Friday, April 11, 2014

Oso and Abraham

Whether you live around here or not, you've probably seen the Oso #530slide in the news. What I've learned since March 22, is that when a catastrophic disaster happens near you, to people and places you know, it's different. The heartache is deep. The pain is sharp. And it really, really, makes one think. At least it has for me.

Honestly, I'm not sure why I feel so deeply over this. No one I knew or loved was lost, or survived and lost everything. But I have been truly heartbroken in the last almost three weeks. I have wept as if I was the one who lost my family. I have prayed as if it was my family missing. I have begged God for miracles as if it were my children buried in the mud. And I am angry at God as if it was me He said no to. I feel like an angry toddler sulking in the corner right now. 

I have wrestled with God. And the outcome is not what I expected.

One family all went to a baseball game together. They lost everything except, miraculously, their dog who was at home and survived. Another family is completely gone. Mom. Dad. 2 little boys. Another mom was at work and lost her husband and three of her four children. The one that survived only had a few scrapes and bruises. Somehow another mother was able to hold onto her 5 month old and they both survived. There are multiple couples where one survived and the other didn't and they were sitting in the same room.

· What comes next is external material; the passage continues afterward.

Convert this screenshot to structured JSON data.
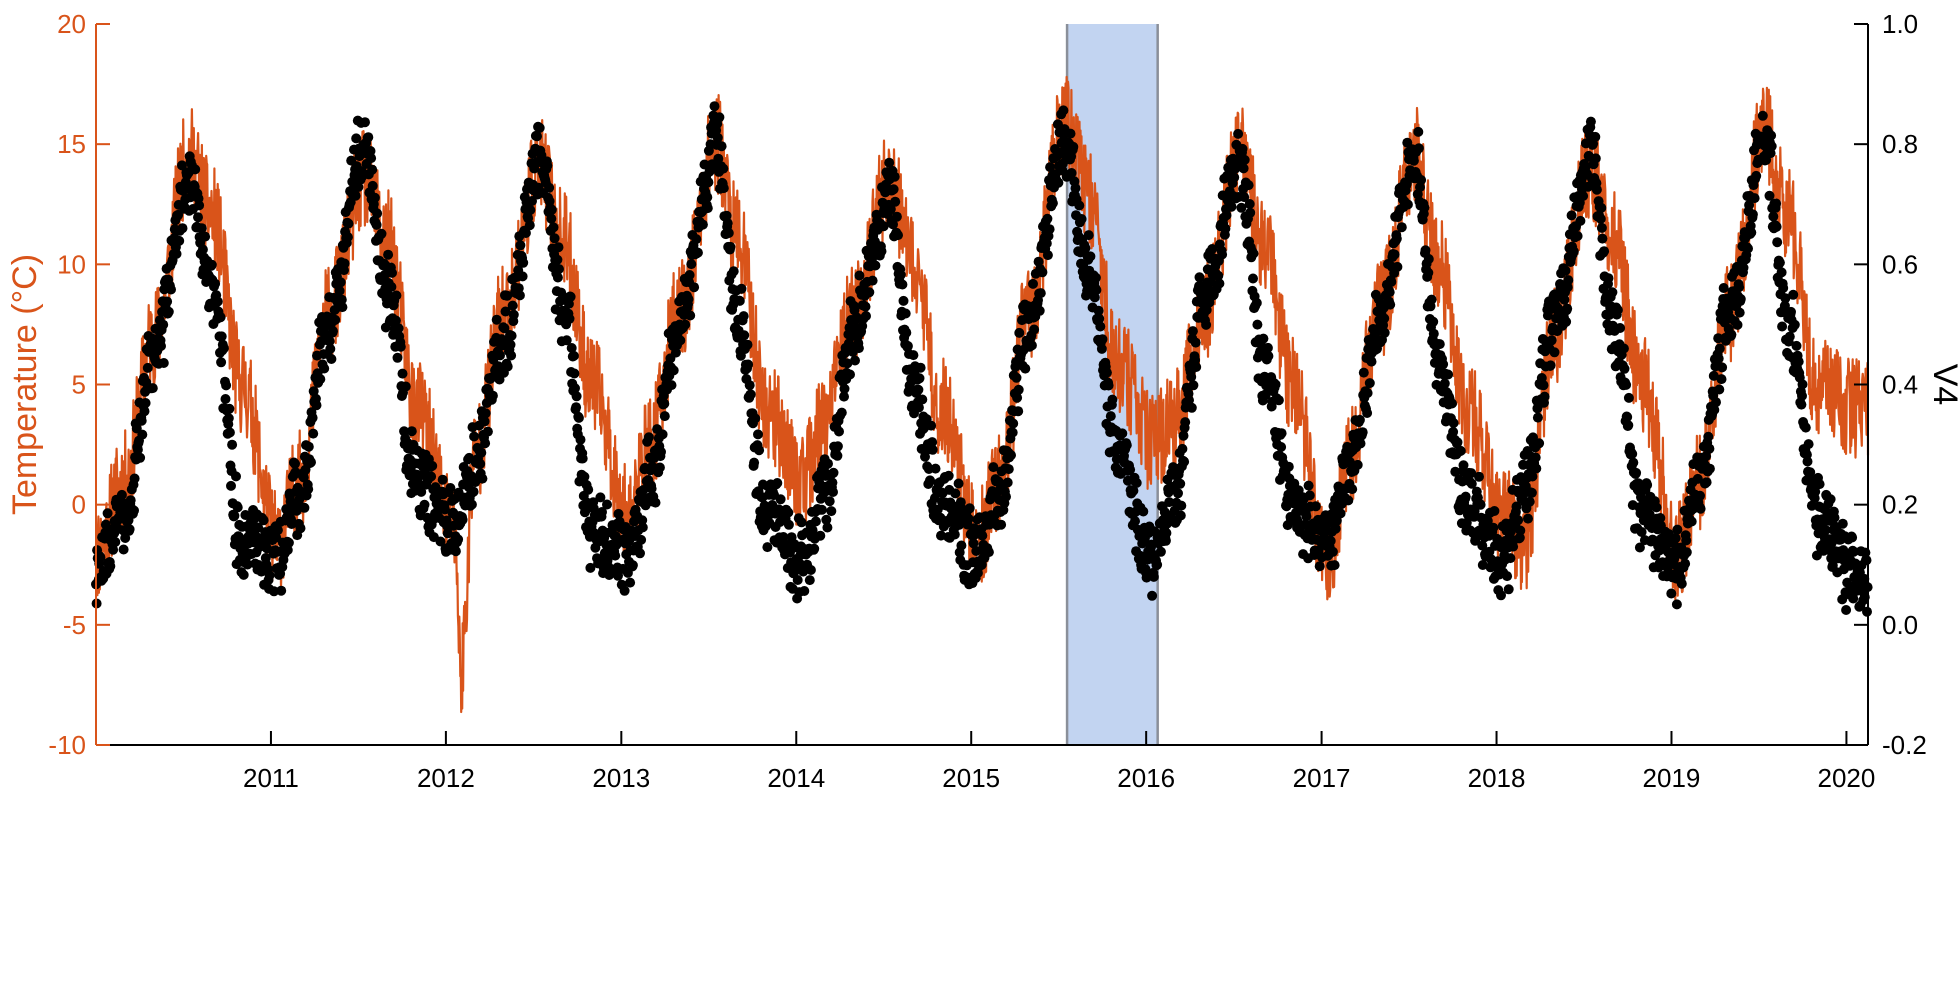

Love stories ended in 60 seconds.  

How can you hear these stories and not wonder?

Some of the things I've considered in the last couple weeks are just plain ridiculous. Like never wanting to be separated from my family. As in, not even long enough to grocery shop alone. Like using our credit card to become completely 'prepped' (like crazy style). 

And I think a legitimate response to so much loss is fear. Fear about what you would do if faced with such loss. Fear about what really matters. 

And yet. And yet. 

FEAR NOT, says God. My perfect love casts out fear. You can not grasp how wide and long and high and deep My love for you is. 

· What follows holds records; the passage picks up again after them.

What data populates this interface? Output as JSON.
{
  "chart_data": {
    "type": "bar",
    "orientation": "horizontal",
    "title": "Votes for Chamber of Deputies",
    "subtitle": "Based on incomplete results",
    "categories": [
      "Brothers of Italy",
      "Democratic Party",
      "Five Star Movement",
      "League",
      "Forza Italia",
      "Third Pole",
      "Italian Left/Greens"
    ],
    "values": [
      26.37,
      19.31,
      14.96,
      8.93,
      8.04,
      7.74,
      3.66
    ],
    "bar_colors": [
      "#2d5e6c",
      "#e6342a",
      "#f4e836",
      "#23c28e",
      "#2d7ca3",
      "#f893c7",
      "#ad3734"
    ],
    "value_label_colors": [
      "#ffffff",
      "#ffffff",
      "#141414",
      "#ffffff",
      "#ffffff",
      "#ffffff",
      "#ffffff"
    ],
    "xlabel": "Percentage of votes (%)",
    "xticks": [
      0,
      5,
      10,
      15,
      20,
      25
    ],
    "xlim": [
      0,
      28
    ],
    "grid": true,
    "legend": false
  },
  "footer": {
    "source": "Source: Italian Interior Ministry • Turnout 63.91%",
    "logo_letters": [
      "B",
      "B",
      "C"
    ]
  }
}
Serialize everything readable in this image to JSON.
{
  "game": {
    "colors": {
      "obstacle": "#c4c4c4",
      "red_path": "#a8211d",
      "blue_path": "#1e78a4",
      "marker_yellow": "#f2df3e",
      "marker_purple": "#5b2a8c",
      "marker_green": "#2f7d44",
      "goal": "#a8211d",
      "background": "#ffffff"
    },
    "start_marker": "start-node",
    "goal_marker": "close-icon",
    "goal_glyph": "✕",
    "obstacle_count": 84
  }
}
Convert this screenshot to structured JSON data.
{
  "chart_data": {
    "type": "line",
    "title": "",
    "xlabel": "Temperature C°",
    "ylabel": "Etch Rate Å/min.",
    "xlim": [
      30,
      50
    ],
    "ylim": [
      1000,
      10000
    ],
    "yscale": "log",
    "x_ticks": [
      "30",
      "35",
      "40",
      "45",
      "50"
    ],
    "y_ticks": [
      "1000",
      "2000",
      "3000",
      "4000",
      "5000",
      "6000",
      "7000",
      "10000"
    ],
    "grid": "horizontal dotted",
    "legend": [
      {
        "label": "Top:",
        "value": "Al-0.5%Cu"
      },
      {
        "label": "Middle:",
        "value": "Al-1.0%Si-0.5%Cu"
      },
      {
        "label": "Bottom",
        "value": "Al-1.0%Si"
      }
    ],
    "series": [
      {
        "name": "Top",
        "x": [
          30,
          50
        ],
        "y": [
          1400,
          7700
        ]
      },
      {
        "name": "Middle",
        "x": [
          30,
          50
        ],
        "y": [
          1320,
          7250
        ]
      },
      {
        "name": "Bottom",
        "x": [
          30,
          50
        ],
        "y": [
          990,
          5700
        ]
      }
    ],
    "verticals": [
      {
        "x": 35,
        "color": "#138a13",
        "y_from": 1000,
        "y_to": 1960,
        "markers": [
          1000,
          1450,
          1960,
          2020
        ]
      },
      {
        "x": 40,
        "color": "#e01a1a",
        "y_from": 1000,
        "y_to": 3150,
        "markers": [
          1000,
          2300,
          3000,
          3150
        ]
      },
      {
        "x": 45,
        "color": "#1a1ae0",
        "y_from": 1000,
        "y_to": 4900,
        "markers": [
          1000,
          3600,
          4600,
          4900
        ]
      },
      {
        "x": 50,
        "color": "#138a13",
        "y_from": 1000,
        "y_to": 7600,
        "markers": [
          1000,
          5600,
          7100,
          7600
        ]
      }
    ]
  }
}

And I wonder if God isn't calling us to be Abraham. To lay the things, the ones, we love on the altar. To trust Him- and this is big- even if he doesn't provide a ram this time. Oh how my heart aches laying my sweet babies at Christ's feet, even knowing that His love for them is unfathomably greater than my unfathomable love for them. My heart breaks just figuratively laying them down, letting go, and backing off. I am afraid that there will be no ram for me. That God will require of me that which I can not imagine. But they are not mine. They have never been mine. They are His. They have always been His. 

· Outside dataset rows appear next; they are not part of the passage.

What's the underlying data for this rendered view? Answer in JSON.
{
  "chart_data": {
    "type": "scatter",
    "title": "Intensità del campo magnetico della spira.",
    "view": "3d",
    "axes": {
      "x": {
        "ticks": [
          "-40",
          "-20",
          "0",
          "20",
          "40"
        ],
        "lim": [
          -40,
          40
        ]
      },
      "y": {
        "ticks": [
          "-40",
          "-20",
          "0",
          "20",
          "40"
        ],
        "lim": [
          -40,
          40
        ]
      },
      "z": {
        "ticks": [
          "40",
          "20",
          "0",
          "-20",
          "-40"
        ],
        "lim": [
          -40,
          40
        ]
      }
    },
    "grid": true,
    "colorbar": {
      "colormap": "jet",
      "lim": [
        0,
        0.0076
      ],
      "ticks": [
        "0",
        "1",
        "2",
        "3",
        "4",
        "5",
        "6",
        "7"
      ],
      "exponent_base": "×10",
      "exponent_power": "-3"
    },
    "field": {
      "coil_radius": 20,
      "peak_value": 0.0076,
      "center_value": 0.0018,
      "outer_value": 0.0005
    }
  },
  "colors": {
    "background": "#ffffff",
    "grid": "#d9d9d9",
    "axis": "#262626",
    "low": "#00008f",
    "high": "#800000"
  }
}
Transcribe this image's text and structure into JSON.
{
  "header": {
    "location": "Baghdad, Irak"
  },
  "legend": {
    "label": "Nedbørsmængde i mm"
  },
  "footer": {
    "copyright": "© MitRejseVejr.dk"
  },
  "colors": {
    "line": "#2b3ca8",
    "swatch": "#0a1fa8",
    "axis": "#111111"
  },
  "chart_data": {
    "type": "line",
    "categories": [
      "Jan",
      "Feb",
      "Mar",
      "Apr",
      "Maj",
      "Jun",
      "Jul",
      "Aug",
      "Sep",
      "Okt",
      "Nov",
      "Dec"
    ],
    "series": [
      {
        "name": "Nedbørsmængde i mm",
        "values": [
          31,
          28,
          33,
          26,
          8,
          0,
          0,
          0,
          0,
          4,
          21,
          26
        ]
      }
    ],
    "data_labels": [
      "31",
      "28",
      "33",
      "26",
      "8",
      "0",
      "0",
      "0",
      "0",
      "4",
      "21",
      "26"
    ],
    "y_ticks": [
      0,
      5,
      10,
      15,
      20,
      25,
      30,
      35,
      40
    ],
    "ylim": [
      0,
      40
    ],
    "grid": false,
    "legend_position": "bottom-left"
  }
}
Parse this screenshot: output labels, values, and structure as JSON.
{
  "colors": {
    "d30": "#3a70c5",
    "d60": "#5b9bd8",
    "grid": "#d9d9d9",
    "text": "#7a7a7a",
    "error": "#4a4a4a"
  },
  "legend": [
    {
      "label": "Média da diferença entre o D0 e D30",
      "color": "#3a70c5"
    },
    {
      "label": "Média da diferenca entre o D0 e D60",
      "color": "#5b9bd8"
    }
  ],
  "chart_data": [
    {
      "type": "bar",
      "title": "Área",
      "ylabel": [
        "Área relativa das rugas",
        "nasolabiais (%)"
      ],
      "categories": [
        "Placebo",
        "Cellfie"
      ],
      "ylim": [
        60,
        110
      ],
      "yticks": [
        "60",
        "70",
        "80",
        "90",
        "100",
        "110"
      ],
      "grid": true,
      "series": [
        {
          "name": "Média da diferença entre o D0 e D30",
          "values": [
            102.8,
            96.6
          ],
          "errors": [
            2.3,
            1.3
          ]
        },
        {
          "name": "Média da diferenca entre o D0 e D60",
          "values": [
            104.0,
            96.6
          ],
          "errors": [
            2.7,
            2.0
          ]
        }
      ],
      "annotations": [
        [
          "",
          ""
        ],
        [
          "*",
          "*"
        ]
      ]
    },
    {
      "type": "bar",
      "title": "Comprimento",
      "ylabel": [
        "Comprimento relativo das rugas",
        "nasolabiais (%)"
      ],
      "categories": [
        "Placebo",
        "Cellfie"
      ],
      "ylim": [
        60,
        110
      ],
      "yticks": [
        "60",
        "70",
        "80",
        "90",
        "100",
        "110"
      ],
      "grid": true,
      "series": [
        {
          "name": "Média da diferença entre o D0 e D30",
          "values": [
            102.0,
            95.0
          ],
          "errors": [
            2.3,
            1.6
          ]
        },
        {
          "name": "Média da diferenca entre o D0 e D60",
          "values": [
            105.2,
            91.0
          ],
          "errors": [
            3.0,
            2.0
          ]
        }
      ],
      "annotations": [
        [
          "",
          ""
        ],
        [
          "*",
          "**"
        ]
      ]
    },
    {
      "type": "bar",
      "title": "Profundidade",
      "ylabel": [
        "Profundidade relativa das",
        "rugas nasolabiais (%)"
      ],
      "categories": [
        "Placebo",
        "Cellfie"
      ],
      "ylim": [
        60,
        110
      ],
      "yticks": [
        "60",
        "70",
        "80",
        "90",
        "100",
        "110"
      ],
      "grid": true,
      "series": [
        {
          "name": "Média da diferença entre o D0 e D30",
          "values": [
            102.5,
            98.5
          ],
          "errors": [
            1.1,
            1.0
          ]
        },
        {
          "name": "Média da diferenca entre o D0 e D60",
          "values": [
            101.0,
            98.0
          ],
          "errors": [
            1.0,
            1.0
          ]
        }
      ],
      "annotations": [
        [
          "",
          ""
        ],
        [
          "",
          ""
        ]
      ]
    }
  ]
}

And I am not to live in fear of what might be. I am to live in trust of what IS. 

And here's the unexpected result of my wrestling, the almost offensive truth. That if what I believe is true, then those who are 'lost' are better off at home with Christ then here on earth with the ones who love and miss them. Even those sweet babies. And although grief and mourning are legitimate- underneath it all should be joy and rejoicing. 

I do not know how to reconcile these opposing emotions. I do not know how anyone could. But if you follow the words we say, about the faith we claim, about the Bible we read, about the God we profess to their logical conclusion- then despair and fear have no place in our hearts. In fact, if we truly believe what we say we do- then death is not something to be feared. It is something to look forward to, meeting our bridegroom face to face. 

I have no idea how I would get through the loss these families are dealing with. I'm a complete wreck just imagining it but after almost three weeks of constant prayer what I do know is that I am to live my life, I am to raise my boys, as if they are on an altar. Every day, every night, sometimes moment by moment- I need to relinquish the illusion of ownership. 

And I've been considering what this means for me in my day to day life. I don't feel like it means we shouldn't be wise and prepare for emergencies/natural disasters (like 3 days, 3 ways) but I do feel like 'prepping' isn't for me. The idea of being able to survive 'the end of the world' because I had a big enough stockpile is not what I'm called to as a Christian. As a Christian, my hope should be to go home- not survive here longer. I'm also not sure what it means for me and our budget. I, along with many I know, admire and (are trying) to follow Dave Ramsey's advice but sometimes I think we can get sidetracked by our focus on preparing for the long term (financially) that we forget to ask God about the now. 

I'd be interested in hearing your thoughts, your heart. What has Oso, or some other unexpected event, done in your heart to your faith?

If you find what I've written offensive in someway, please be kind. These are simply the musings of a hurting heart. I really would love to hear your thoughts.